The American Journal of Psychiatry issued a major correction. Reanalysis demonstrates that neither “gender-affirming hormone treatment” nor “gender-affirming surgery” reduced the need for mental health services. Gender-anxious people deserve better. https://t.co/VcDY3cTtu2
— Public Discourse (@PublicDiscourse) September 14, 2020
After reanalysis, the Swedish study’s conclusion was that neither “gender-affirming hormone treatment” nor “gender-affirming surgery” decreased the need for mental health services of those claiming to be transgender.
The Public Discourse authors observed what led to the retraction of the study’s conclusion.
The problem of “irreproducibility” of scientific studies is perhaps at its worst “in studies of people who claim to have a mismatch between their sex and their internal sense of being male or female,” the physicians wrote.
One specific issue that leads to irreproducibility is “loss to follow-up.” The Public Discourse writers observed the Swedish study researchers only used three outcomes to measure follow-up care: prescriptions for antidepressants and anti-anxiety medications, healthcare visits for mood or anxiety disorders, and post-suicide attempt hospitalizations.
In terms of follow-up care, the authors only measured three outcomes as listed above. Overlooked were key data of completed suicides, healthcare visits, prescriptions, and hospitalizations for the litany of other medical or psychological diagnoses potentially related to gender-affirming treatments. Such information was available through Sweden’s multiple registry databases, so why not use it? These omissions suggested cherry-picking data in order to obtain the desired results.

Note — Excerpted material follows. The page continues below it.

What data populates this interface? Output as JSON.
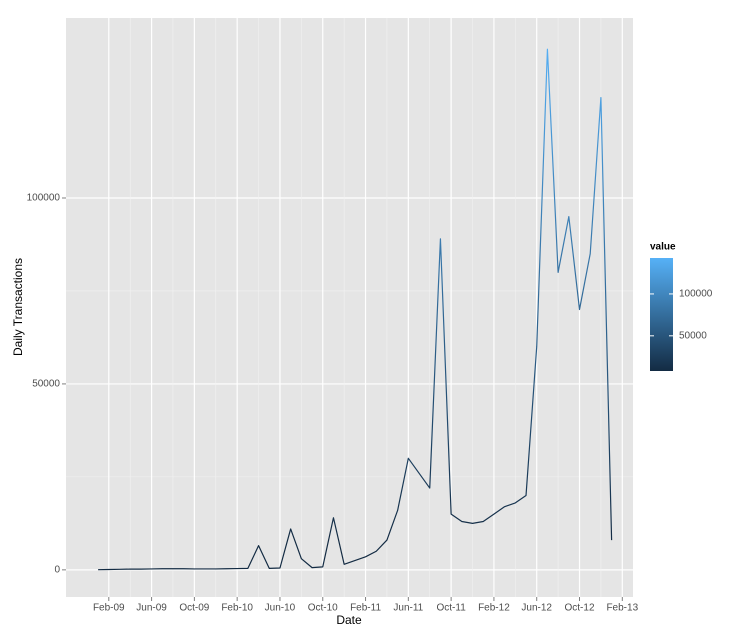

The physicians observed findings from another Swedish study from 2011 – one they described as “perhaps the best of its kind.” When followed out past ten years, that study draws the conclusion that the group of participants with “reassigned” sex had 19 times the rate of completed suicides and almost three times the rate of death and in-patient psychiatric care due to any cause, when compared with the general population.

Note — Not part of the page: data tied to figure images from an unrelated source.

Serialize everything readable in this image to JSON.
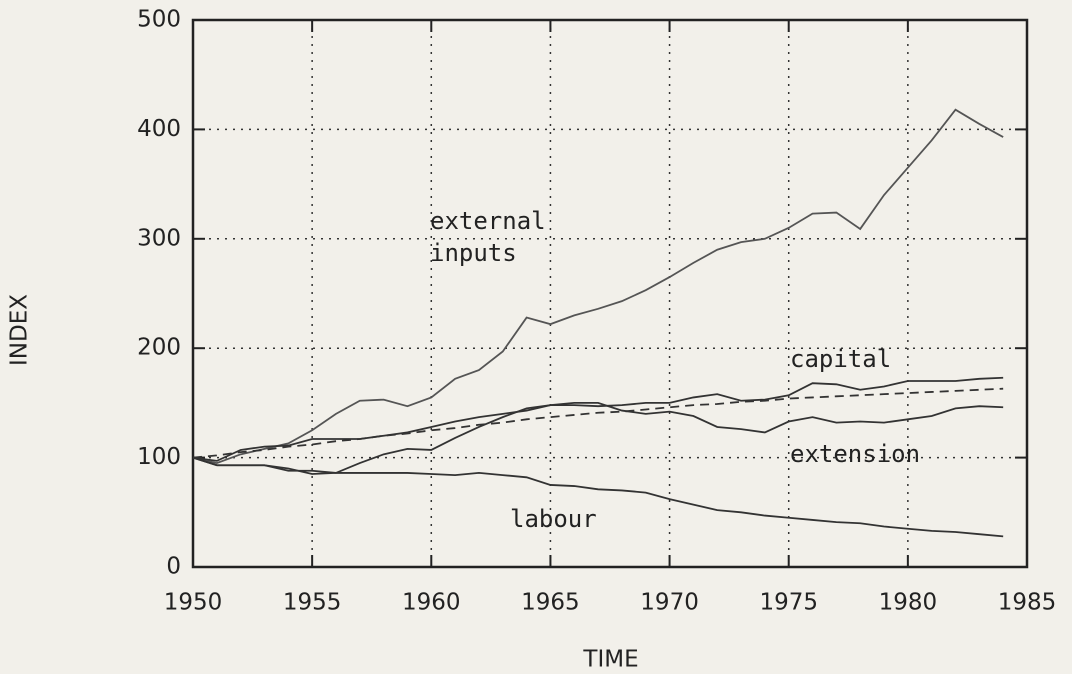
{
  "chart_data": {
    "type": "line",
    "xlabel": "TIME",
    "ylabel": "INDEX",
    "x": [
      1950,
      1951,
      1952,
      1953,
      1954,
      1955,
      1956,
      1957,
      1958,
      1959,
      1960,
      1961,
      1962,
      1963,
      1964,
      1965,
      1966,
      1967,
      1968,
      1969,
      1970,
      1971,
      1972,
      1973,
      1974,
      1975,
      1976,
      1977,
      1978,
      1979,
      1980,
      1981,
      1982,
      1983,
      1984
    ],
    "series": [
      {
        "name": "external inputs",
        "color": "#555555",
        "values": [
          100,
          95,
          103,
          108,
          113,
          125,
          140,
          152,
          153,
          147,
          155,
          172,
          180,
          197,
          228,
          222,
          230,
          236,
          243,
          253,
          265,
          278,
          290,
          297,
          300,
          310,
          323,
          324,
          309,
          340,
          365,
          390,
          418,
          405,
          393
        ]
      },
      {
        "name": "capital",
        "color": "#333333",
        "values": [
          100,
          97,
          107,
          110,
          111,
          117,
          117,
          117,
          120,
          123,
          128,
          133,
          137,
          140,
          143,
          148,
          148,
          147,
          148,
          150,
          150,
          155,
          158,
          152,
          153,
          157,
          168,
          167,
          162,
          165,
          170,
          170,
          170,
          172,
          173
        ]
      },
      {
        "name": "extension",
        "color": "#333333",
        "values": [
          100,
          93,
          93,
          93,
          90,
          85,
          86,
          95,
          103,
          108,
          107,
          118,
          128,
          137,
          145,
          148,
          150,
          150,
          143,
          140,
          142,
          138,
          128,
          126,
          123,
          133,
          137,
          132,
          133,
          132,
          135,
          138,
          145,
          147,
          146
        ]
      },
      {
        "name": "labour",
        "color": "#333333",
        "values": [
          100,
          93,
          93,
          93,
          88,
          88,
          86,
          86,
          86,
          86,
          85,
          84,
          86,
          84,
          82,
          75,
          74,
          71,
          70,
          68,
          62,
          57,
          52,
          50,
          47,
          45,
          43,
          41,
          40,
          37,
          35,
          33,
          32,
          30,
          28
        ]
      },
      {
        "color": "#333333",
        "dashed": true,
        "values": [
          100,
          102,
          105,
          107,
          110,
          112,
          115,
          117,
          120,
          122,
          125,
          127,
          130,
          132,
          135,
          137,
          139,
          141,
          142,
          144,
          146,
          148,
          149,
          151,
          152,
          154,
          155,
          156,
          157,
          158,
          159,
          160,
          161,
          162,
          163
        ]
      }
    ],
    "xlim": [
      1950,
      1985
    ],
    "xticks": [
      1950,
      1955,
      1960,
      1965,
      1970,
      1975,
      1980,
      1985
    ],
    "ylim": [
      0,
      500
    ],
    "yticks": [
      0,
      100,
      200,
      300,
      400,
      500
    ],
    "grid": true
  }
}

“This has been a win for patients insofar as sex-reassignment surgery has been demoted from improving mental health to having no effect,” the Public Discourse authors wrote.

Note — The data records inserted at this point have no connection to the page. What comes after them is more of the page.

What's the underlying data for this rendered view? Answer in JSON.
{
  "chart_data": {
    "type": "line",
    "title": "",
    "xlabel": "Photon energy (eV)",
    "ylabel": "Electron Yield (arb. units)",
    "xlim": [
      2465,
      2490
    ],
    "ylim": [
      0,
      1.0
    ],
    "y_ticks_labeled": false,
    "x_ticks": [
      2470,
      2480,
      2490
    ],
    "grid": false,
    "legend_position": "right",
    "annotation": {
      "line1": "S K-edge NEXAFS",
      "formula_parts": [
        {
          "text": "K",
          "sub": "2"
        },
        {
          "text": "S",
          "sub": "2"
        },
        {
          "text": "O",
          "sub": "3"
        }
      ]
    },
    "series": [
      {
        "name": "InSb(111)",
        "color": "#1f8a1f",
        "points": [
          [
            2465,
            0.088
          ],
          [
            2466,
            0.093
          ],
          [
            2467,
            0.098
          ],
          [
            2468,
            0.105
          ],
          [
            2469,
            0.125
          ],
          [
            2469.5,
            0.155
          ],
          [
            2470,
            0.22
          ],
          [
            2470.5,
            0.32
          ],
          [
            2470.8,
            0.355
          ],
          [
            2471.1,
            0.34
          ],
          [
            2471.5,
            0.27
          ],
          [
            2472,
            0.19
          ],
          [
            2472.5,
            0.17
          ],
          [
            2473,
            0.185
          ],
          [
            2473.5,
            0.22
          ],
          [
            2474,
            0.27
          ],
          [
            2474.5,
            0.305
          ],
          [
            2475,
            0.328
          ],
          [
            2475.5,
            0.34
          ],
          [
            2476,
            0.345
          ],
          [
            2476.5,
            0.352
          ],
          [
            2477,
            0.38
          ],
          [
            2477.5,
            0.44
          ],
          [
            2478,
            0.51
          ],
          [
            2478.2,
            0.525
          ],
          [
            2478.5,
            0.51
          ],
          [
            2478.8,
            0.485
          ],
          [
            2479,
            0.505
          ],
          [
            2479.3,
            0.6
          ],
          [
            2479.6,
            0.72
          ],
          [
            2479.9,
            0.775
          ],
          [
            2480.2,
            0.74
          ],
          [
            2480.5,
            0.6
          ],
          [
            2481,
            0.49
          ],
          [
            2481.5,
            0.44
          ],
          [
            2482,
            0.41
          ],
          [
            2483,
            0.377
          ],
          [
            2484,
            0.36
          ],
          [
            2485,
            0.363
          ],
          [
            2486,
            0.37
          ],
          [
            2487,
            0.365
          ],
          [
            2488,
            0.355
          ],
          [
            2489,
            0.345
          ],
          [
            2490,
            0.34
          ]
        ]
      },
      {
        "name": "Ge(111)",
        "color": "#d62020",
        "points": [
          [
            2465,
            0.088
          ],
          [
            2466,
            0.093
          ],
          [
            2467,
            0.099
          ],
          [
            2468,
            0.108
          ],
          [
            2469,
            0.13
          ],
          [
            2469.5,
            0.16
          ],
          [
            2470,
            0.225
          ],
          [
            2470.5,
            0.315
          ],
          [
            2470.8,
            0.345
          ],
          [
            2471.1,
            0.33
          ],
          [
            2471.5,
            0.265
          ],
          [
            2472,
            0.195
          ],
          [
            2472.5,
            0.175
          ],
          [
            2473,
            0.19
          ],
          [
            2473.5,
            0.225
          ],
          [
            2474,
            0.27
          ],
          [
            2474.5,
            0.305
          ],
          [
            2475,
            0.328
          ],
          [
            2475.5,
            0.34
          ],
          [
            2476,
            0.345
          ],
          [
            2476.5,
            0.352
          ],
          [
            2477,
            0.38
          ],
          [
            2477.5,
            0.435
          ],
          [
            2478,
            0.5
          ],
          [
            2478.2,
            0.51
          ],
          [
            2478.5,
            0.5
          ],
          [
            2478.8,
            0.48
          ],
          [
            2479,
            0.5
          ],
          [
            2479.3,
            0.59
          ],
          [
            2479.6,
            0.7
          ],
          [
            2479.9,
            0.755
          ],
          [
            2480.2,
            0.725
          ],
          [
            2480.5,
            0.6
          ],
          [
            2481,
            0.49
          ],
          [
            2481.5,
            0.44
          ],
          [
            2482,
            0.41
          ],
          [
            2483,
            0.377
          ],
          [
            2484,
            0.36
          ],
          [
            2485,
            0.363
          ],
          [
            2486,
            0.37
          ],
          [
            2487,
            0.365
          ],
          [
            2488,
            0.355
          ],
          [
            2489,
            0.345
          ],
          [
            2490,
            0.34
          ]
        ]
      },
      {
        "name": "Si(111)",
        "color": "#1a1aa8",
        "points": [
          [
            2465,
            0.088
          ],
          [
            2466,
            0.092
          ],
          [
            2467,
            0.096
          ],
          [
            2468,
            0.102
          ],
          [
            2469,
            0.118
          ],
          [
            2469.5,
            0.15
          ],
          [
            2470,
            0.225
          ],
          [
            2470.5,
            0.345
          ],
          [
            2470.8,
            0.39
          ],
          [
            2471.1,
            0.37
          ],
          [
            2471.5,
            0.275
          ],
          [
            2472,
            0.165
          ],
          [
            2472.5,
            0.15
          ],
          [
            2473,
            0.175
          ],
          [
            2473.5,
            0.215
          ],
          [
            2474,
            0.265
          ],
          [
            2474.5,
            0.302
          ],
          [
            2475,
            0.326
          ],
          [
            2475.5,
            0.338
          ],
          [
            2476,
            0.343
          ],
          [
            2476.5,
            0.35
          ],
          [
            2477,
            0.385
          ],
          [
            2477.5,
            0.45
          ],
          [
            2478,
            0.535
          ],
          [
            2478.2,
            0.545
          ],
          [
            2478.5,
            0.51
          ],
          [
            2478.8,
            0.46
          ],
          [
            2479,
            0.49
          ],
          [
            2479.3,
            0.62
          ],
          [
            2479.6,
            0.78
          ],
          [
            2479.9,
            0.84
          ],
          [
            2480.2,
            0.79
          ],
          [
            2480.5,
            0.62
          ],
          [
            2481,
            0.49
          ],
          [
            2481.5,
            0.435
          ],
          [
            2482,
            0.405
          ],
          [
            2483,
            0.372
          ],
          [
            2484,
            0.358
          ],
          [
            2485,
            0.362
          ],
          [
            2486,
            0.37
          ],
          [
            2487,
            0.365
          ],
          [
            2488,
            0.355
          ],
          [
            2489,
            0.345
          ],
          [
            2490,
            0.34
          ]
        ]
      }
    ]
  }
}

McHugh, in particular, the former psychiatrist in chief at Johns Hopkins Hospital, ended sex reassignment surgeries at Johns Hopkins Medical School in the wake of a study that found patients undergoing the surgeries showed no improvement in their mental or social health.
The authors observed faulty studies are often cited by transgender industry advocates as evidence why parents should allow children and adolescents to take puberty blockers and cross-sex hormones, and even have transgender surgeries such as double mastectomies:
These unethical surgeries are receiving funding by the very NIH [National Institutes of Health] that claims to be working to correct problems of irreproducibility. These experiments are beyond reproducibility problems: they are ethical failures by which doctors cause long-term harm to children and adolescents, all based on political activism supported by faulty science.
“Our team believes that many of the pro-transition studies we have read fare no better,” the Public Discourse authors concluded. “Fad medicine is bad medicine, and gender-anxious people deserve better.”